Black’s face tightened with displeasure. “I should have thought helicopters would make more sense. I’ve always found them sufficient for my work.”





“Not in this country,” Nora said.

“And where’s the journalist who’s going to be documenting all this for posterity? Shouldn’t he be here? I’ve been looking forward to meeting him.”

“He’s joining us at Wahweap Marina, along with Dr. Goddard’s daughter.”

The others began to range themselves around the fire and Nora settled down on a log, enjoying the warmth, inhaling the scent of cedar smoke, listening to the hiss and crackle taunt the surrounding darkness. As if from far away, she heard Black still muttering about having to ride a horse. The flames capered against the sandstone bluff, highlighting the black, ragged mouths of caves. She thought she saw a brief glow of light inside one of the caves, but it vanished as quickly as it had come. Some trick of the eye, perhaps. For some reason, she found herself thinking of Plato’s parable of the cave. And what would we look like, she thought, to those dwellers deep inside, gazing at shadows on the wall?

She realized that the murmur of conversation around her had died away. Everyone was staring at the fire, absorbed in their own thoughts. Nora glanced at the excited Holroyd, pleased that the remote-sensing specialist wasn’t having second thoughts. But Holroyd was no longer staring at the fire: he was staring beyond it, into the darkness of the cliff face.

Nora noticed Aragon look up, then Black. Following their gaze, she again saw a flash of light inside one of the caves beyond the fire, fitful but unmistakable. There was a faint clicking noise, and more yellow flashes. Then a lone figure resolved itself, gray on black, against the darkness of the cave. As it stepped forward out of the shadow of the sandstone bluff, Nora recognized the gaunt features of Ernest Goddard. He came silently toward the group, his white hair painted crimson by the fire, staring at them through the flames and smoke. He moved something within his hand, and the flashes returned yet again, flickering through his narrow fingers.

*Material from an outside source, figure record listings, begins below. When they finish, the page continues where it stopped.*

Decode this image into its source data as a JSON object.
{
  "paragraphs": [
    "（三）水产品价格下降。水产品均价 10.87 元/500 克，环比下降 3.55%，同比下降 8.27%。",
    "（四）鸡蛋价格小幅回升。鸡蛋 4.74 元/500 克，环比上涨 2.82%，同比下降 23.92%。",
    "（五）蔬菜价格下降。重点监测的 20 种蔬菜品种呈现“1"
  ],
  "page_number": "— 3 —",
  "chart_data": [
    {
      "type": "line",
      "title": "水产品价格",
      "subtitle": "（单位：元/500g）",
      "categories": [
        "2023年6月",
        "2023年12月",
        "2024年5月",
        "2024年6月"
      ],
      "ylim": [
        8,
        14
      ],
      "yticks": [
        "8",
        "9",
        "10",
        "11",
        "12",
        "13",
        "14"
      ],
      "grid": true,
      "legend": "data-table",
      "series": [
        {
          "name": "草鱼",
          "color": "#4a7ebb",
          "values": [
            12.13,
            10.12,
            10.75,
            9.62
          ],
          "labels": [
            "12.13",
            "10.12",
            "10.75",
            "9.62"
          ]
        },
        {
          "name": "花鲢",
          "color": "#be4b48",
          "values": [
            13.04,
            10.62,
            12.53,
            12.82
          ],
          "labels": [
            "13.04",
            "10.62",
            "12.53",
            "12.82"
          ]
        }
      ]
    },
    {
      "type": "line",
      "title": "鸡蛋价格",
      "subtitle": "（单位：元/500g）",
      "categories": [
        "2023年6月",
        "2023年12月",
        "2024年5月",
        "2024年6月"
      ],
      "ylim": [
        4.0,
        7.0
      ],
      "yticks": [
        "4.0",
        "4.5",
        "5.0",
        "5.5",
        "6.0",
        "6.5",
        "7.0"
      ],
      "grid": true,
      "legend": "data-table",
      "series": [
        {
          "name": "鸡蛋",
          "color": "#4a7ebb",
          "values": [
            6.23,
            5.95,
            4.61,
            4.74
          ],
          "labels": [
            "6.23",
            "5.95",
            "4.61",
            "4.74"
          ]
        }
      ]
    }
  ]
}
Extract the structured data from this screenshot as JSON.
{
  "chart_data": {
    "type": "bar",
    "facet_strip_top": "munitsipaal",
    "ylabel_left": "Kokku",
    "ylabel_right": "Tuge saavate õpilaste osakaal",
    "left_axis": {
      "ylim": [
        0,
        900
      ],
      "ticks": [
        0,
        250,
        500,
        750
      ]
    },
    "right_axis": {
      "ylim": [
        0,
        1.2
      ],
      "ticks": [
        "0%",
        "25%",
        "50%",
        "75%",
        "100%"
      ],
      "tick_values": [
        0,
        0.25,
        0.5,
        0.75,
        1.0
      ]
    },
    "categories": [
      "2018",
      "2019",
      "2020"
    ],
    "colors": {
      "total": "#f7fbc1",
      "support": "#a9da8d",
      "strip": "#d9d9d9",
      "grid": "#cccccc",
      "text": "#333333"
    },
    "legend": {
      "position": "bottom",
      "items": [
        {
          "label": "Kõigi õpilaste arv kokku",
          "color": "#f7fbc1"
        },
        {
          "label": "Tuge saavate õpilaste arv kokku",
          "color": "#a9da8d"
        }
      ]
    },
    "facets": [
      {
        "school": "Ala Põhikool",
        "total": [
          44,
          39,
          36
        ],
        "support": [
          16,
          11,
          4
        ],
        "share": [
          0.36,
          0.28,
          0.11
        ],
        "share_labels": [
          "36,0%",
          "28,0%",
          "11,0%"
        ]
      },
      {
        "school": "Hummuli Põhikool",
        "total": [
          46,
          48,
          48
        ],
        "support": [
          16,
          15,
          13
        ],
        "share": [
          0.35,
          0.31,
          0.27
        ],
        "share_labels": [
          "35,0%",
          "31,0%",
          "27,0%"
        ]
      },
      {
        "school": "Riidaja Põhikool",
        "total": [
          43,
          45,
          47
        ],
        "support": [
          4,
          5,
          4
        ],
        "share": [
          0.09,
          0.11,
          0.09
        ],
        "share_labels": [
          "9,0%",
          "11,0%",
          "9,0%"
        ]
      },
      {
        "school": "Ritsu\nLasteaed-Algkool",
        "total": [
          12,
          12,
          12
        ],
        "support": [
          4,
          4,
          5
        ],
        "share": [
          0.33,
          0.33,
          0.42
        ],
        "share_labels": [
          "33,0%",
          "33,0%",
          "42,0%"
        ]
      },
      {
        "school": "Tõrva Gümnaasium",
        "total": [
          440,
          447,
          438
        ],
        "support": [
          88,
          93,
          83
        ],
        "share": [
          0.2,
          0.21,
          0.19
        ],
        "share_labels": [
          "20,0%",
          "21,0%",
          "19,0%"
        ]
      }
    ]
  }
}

He stood for a long moment, holding each person in turn in his gaze. Then he slipped whatever was in his hand into a leather bag and tossed it over the flames to Aragon, closest on the circle. “Rub them together,” he said, his whispery voice barely audible above the crackle of the campfire. “Then pass them around.”

When Aragon handed her the bag, Nora reached inside and felt two smooth, hard stones. She drew them out and held them to the firelight: beautiful specimens of quartz, river-tumbled by the look of them, carved with the ritual spiral design that signified the sipapu, the Anasazi entrance to the underworld.

In that instant, she recognized them for what they were. Pulling them out of the glare of the fire, she rubbed them together, watching the miraculous internal sparks light up the hearts of the stones, flickering fiercely in the dark. Watching her, Goddard nodded.

“Anasazi lightning stones,” he said in his quiet voice.

“Are they real?” asked Holroyd, taking them from Nora and holding them to the firelight.

“Of course,” said Goddard. “They come from a medicine cache found in the great kiva at Keet Seel. We used to believe the Anasazi used them in rain ceremonies to symbolize the generation of lightning. But we aren’t sure anymore. The carved spiral represents the sipapu. But then again, it might represent a water spring. Again, nobody knows for sure.”